I also learned about grace. I learned that the only way to live life when people have wronged you is to be gracious to them. Vengeance is the Lord's and I had to learn how to give everything to God and not be mad, but to be gracious to those who have wronged me.
I learned about unconditional love. I learned how I shouldn't take my family for granted because in the most difficult of times, it is my family who is there for me. To take care of me, to support me, and to be that stronghold that I need when I feel like I can't do anything anymore. Without my family, I would not have gotten through these hard times. I need my family, I love my family and I will love them forever because they will love me forever. My family was given to me by God and we are there to help love and support each other. I am forever grateful for my family. Even these words do not describe how much I love my family. I can't think of any words to describe the emotion that I feel for them. They are incredible, unbelievable, and amazing. I LOVE the family that God has given to me and they make me the person that I am today.
I learned that I am stronger than I think I am, but only when I am properly dependent on God. If I am by myself, depending only on myself, I am weak, but God gives me strength when I rely on him to take care of me.
Today, specifically today, I learned that I am exhausted! Both my boys are super sick and I am so tired from all of the stress of work and school and all the emotional stress that I have been through lately, and all the stress that it takes to care for two boys who are terribly sick with some sort of crazy pants flu they caught from the daycare. I am tired. I stayed at home the past 2 days and I am still so tired and exhausted. But I do know that I get my strength from the Lord, and my family did stop by to drop off food.
All the blessings that I used to overlook when I was a child during my "stressful" times as a teen, I have learned to embrace and love as an adult. That's the first time I've called myself an adult, but I guess turning the ripe old age of 26 with two children, I am an adult *sigh*. I have learned so many things in the last 25 years. Josiah just turned 4, Mateo turned 2. I live in a busy house, with a busy life and I am bound to encounter many issues and dramatic problems. I think that I have finally learned how to deal with my problems. Maybe. Instead of trying to fix everything by myself, it is okay to ask for help. It is okay to talk to my family and ask for advice. It is okay to talk to God and ask for grace and love and forgiveness. Everyone has their issues and their problems. You're not the only person in the world with big dramatic issues. I have learned that I need to not only put myself in perspective when life is at its worst, but I've also learned that there are people around to help you go through these problems.
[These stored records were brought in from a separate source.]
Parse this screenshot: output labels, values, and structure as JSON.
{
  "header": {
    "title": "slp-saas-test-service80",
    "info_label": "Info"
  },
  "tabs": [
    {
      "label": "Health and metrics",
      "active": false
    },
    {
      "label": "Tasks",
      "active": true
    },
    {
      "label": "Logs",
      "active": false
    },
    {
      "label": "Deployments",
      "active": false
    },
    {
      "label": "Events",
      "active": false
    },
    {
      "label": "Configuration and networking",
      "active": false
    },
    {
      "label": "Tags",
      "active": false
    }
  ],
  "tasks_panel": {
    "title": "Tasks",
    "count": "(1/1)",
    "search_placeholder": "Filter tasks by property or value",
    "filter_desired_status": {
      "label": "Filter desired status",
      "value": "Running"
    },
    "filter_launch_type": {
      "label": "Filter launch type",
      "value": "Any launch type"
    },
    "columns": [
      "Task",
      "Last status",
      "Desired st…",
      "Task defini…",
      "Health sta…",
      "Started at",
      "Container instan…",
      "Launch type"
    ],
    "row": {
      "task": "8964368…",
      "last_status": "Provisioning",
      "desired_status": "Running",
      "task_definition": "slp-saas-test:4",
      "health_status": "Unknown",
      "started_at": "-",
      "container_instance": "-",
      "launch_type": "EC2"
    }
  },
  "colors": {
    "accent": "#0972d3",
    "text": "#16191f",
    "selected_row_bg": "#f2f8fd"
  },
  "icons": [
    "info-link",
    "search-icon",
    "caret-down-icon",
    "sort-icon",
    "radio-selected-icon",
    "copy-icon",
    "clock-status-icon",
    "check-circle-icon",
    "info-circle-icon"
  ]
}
For the last 2 months I have been completely overwhelmed with my own little crisis. But I think that God and my family and friends have put me in perspective. Helped me to realize that I am loved and that I am not the only one with crazy dramatic issues and that when life is at its worst, God is there to help me through. Even when life is not at its worst, God is still there.
From now on, if I feel like my life is being overly dramatic and I'm overwhelmed or exhausted, I'm going to pray for those around me, and in the world who are twice more overwhelmed and exhausted and are also going through a hard time. Love and be loved.